Он засмеялся и проследовал в гостиную, где было более яркое освещение.
— Это ужасное дело не выходит у меня из головы, — сказал он себе. — Надо сменить обстановку и развеяться.
Однако в гостиной, к своему крайнему неудовольствию, он снова услышал крадущиеся по лестнице шаги и понял, что сейчас они намного ближе, чем раньше, и что они абсолютно реальны. В этот раз он решил выяснить, кто в столь поздний час шатается по верхнему маршу лестницы.
Но звук пропал. На лестнице не было ни души. С колотящимся сердцем Джонсон спустился на этаж ниже, где располагались пустые незанятые комнаты, и включил электрическое освещение, чтобы убедиться, что там никто не прячется. В апартаментах не смогла бы затеряться и собака — настолько скудна была их меблировка. Затем он перегнулся через перила и позвал миссис Монкс. Ответа не последовало, а его голос отозвался эхом в темном чреве дома и затерялся в реве непогоды, бушующей снаружи. Люди мирно спали в своих кроватях. Лишь он и обладатель загадочных шагов все еще бодрствовали.
— Думаю, все дело в моем разыгравшемся воображении, — успокаивал себя Джонсон. — Похоже, это был ветер, хотя все казалось более чем четким и реальным.
Он продолжил собирать вещи. Время приближалось к полуночи. Он выпил кофе и раскурил последнюю перед сном трубку.

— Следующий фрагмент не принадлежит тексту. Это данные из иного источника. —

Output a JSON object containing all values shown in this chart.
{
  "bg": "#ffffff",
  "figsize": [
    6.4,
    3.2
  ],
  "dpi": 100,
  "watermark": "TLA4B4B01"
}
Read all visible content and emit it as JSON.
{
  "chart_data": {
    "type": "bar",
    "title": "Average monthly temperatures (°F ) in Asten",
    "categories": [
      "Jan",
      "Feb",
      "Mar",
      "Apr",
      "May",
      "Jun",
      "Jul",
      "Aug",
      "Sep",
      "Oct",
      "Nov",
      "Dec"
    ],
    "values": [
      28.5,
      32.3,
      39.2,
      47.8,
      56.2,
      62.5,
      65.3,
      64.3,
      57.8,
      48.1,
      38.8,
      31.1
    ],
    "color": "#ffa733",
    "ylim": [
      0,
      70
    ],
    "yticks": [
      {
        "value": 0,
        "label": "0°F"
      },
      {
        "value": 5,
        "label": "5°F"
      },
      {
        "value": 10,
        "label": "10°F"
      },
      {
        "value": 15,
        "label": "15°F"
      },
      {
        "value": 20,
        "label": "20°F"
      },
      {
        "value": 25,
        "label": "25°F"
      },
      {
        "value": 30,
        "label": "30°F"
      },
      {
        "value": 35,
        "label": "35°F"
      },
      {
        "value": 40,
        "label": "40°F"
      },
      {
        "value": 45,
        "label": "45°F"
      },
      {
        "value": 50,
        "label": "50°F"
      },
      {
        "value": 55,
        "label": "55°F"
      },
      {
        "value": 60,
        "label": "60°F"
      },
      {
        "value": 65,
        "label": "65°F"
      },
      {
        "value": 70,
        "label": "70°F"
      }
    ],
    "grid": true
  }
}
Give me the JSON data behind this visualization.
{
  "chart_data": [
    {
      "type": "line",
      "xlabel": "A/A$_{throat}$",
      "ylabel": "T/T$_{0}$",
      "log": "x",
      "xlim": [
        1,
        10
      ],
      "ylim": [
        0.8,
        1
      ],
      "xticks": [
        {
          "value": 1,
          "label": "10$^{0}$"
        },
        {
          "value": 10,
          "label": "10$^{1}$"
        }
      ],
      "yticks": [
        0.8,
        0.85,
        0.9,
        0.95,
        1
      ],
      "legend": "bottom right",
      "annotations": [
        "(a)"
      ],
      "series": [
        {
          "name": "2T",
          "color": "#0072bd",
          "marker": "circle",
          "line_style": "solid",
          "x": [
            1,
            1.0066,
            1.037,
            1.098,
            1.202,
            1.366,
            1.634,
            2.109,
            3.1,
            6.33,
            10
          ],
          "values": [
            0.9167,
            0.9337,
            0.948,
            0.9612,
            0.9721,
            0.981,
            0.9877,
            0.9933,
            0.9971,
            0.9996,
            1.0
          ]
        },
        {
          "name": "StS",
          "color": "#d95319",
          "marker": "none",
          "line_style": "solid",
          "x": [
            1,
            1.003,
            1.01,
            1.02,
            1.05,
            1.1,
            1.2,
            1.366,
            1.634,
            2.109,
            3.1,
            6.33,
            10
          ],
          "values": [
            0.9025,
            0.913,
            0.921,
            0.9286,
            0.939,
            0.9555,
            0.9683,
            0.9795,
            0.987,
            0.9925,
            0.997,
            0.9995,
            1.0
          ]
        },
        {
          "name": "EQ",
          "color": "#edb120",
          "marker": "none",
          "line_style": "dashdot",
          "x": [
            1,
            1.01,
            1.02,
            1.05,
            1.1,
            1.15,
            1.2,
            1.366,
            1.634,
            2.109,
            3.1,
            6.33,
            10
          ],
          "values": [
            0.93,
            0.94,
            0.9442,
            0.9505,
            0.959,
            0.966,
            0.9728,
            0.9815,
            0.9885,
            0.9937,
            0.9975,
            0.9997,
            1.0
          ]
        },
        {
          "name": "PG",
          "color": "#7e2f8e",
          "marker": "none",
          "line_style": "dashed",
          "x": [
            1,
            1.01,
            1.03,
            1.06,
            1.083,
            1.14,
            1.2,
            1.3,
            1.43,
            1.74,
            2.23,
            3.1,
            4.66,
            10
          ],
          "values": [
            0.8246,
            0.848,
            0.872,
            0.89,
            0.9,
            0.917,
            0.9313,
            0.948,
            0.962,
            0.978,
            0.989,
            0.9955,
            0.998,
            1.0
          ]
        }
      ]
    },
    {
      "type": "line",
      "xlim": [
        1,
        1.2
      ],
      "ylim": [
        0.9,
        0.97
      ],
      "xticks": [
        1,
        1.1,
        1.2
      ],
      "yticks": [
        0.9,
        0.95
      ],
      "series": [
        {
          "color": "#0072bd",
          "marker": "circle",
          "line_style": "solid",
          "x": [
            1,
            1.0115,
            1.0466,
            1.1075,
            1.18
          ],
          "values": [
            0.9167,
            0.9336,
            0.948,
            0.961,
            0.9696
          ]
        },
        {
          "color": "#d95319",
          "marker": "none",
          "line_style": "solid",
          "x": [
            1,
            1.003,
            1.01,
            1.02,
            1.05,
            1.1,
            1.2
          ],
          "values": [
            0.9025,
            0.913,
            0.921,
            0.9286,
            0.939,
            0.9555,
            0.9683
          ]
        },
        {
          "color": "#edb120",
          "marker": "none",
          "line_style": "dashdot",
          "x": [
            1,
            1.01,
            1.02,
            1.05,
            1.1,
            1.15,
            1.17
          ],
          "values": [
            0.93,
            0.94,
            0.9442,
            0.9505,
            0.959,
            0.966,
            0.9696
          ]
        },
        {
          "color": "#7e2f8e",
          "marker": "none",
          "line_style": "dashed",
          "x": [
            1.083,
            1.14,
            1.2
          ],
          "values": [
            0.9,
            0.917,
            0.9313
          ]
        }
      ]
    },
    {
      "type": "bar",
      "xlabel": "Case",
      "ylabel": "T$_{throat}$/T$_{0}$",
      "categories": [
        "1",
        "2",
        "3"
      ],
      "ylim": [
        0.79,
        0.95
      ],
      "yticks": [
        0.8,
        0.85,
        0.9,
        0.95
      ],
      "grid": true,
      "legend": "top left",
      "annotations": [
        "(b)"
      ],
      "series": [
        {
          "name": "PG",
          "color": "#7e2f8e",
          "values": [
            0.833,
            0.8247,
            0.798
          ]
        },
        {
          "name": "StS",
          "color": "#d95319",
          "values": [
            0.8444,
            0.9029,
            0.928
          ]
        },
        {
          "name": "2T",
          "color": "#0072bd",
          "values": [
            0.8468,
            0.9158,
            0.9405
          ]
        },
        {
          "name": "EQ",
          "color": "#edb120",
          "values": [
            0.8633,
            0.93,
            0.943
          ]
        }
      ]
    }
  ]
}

Трудно сказать, когда именно приходит страх, особенно если его причины не предстают перед глазами. Обрывки впечатлений сплетаются в картинку на поверхности сознания, лоскут за лоскутом, словно лед, кристаллизующийся на пленке спокойной воды. Часто они настолько воздушны, что сознание до конца их не принимает. И вот приходит время, когда накопившиеся впечатления рождают конкретную эмоцию и до мозга доходит, что что-то случилось. Джонсон в один момент пришел к пониманию, что испытывает нервозность странного порядка. Впечатления, служившие ее причиной, с течением времени медленно аккумулировались в сознании и, наконец, достигли такой отметки, что он был вынужден с ними считаться.
Он не представлял, что можно сделать с этим единичным и непонятным уколом охватившей его тревоги. Он чувствовал нутром, что выполнял такие действия, которым противился другой человек; человек, обладавший правом выражать свое недовольство. Подобного рода неприятное и едкое чувство было сродни постоянным терзаниям совести: как будто бы он знал, что делает то, чего делать не стоит. Он энергично и старательно копался у себя в голове, пытаясь высветить причину растущего беспокойства, но сделать это никак не получалось, что приводило Джонсона в еще большее душевное смятение и вместе с тем пугало.
— Думается мне, что это все нервы шалят, — сказал он, натужно смеясь. — Горный воздух избавит меня от наваждения! Ах, — добавил он, разговаривая с самим собой, — и это напомнило мне о… моих горнолыжных очках.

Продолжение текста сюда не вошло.